The importance of being accurate

Ben Smith investigates how we can measure marking reliability

Marking exam papersOn the face of it, measurement is not the most compelling topic. But getting it right can be extremely important – you wouldn’t want your pharmacist mixing the wrong quantities of chemicals into your antibiotics, for instance! In CERP, we concern ourselves with a very different type of measurement: measuring attainment in a particular subject area. Unlike a pharmacist, we can’t pull out scales or measuring cylinders to measure a student’s attainment in, say, English. Instead, our measurement tool is an exam. A student’s score on the exam indicates their level of attainment, and that score is achieved through marking their responses to each question. While exam results are not such a life-or-death matter as pharmaceuticals, students’ futures can depend on them. As such, it’s vital that the results are as accurate as possible.

One way that we try to ensure results are accurate is through monitoring marking reliability. Something is considered reliable when it can either be repeated or tested several times and a similar outcome is produced. So, we make sure that a proportion of students’ responses to any question are marked multiple times, by several different examiners. This gives us some indication of how consistent – and thus reliable – the marking has been for a particular question, and overall for an entire exam.

So far, it sounds quite simple. The complication is that there are dozens of different ways you can turn this information into a numerical value that represents marking reliability – just as you can measure distance using a measuring tape, metre stick, laser tool, trigonometry, or even a length of string. Of course, not all of these tools are equally suited to measuring different distances: it is probably more practical to use trigonometry to work out the height of a house than to use a metre stick. The same principle applies to the various ways we can estimate marking reliability.

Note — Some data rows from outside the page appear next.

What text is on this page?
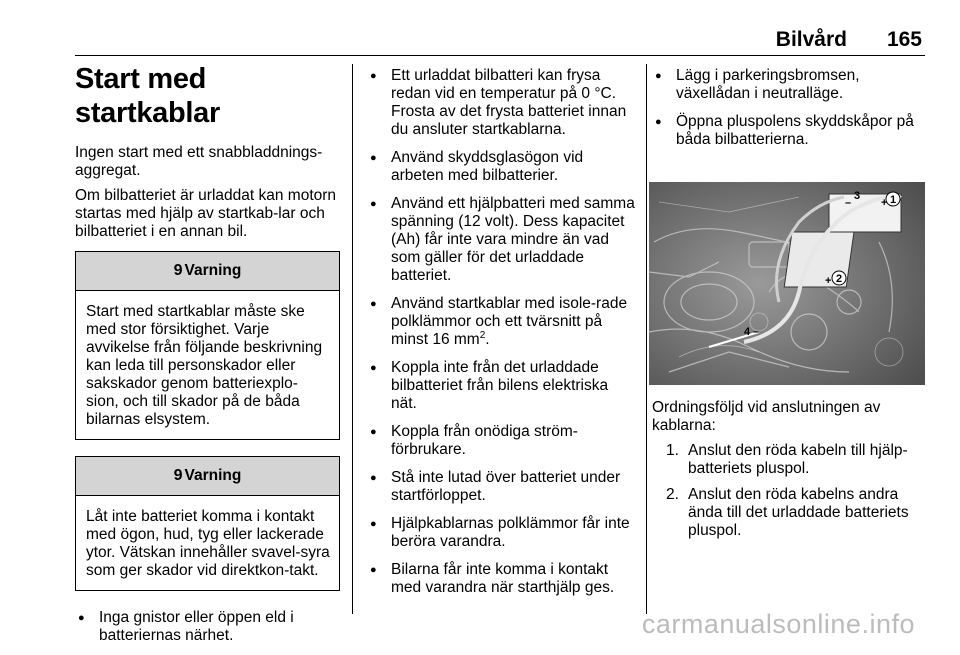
Bilvård 165
Start med startkablar

Ingen start med ett snabbladdnings-aggregat.

Om bilbatteriet är urladdat kan motorn startas med hjälp av startkab-lar och bilbatteriet i en annan bil.

9 Varning
Start med startkablar måste ske med stor försiktighet. Varje avvikelse från följande beskrivning kan leda till personskador eller sakskador genom batteriexplo-sion, och till skador på de båda bilarnas elsystem.
9 Varning
Låt inte batteriet komma i kontakt med ögon, hud, tyg eller lackerade ytor. Vätskan innehåller svavel-syra som ger skador vid direktkon-takt.
● Inga gnistor eller öppen eld i batteriernas närhet.
● Ett urladdat bilbatteri kan frysa redan vid en temperatur på 0 °C. Frosta av det frysta batteriet innan du ansluter startkablarna.
● Använd skyddsglasögon vid arbeten med bilbatterier.
● Använd ett hjälpbatteri med samma spänning (12 volt). Dess kapacitet (Ah) får inte vara mindre än vad som gäller för det urladdade batteriet.
● Använd startkablar med isole-rade polklämmor och ett tvärsnitt på minst 16 $mm^2$.
● Koppla inte från det urladdade bilbatteriet från bilens elektriska nät.
● Koppla från onödiga ström-förbrukare.
● Stå inte lutad över batteriet under startförloppet.
● Hjälpkablarnas polklämmor får inte beröra varandra.
● Bilarna får inte komma i kontakt med varandra när starthjälp ges.
● Lägg i parkeringsbromsen, växellådan i neutralläge.
● Öppna pluspolens skyddskåpor på båda bilbatterierna.
1
3
–	+
2
+
4 –

Ordningsföljd vid anslutningen av kablarna:

1. Anslut den röda kabeln till hjälp-batteriets pluspol.
2. Anslut den röda kabelns andra ända till det urladdade batteriets pluspol.
carmanualsonline.info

Reliability also needs to be balanced against validity – whether or not the mark allocated actually measures what it is supposed to measure. We could easily achieve consistent marking if all the questions were multiple choice or required one-word answers. But whether either of these is the most valid method of assessment – particularly for subjects like English or History – is an entirely different matter. And while simpler questions can be marked by computers with perfect accuracy, more complex marking is more commonly performed by examiners. Great efforts are taken to ensure that examiners mark consistently and accurately, but they are – just like the rest of us – human. The occasional mistake and some degree of subjectivity are inevitable. So, whenever we consider marking reliability, we also need to think very carefully about what skills we really want to assess, and exactly how much unreliability we think is reasonable.

Here in CERP, we’ve been exploring these issues in depth. We have compared and contrasted some of the different methods that can be used to quantify marking reliability, and have attempted to establish which method is the most appropriate in different circumstances.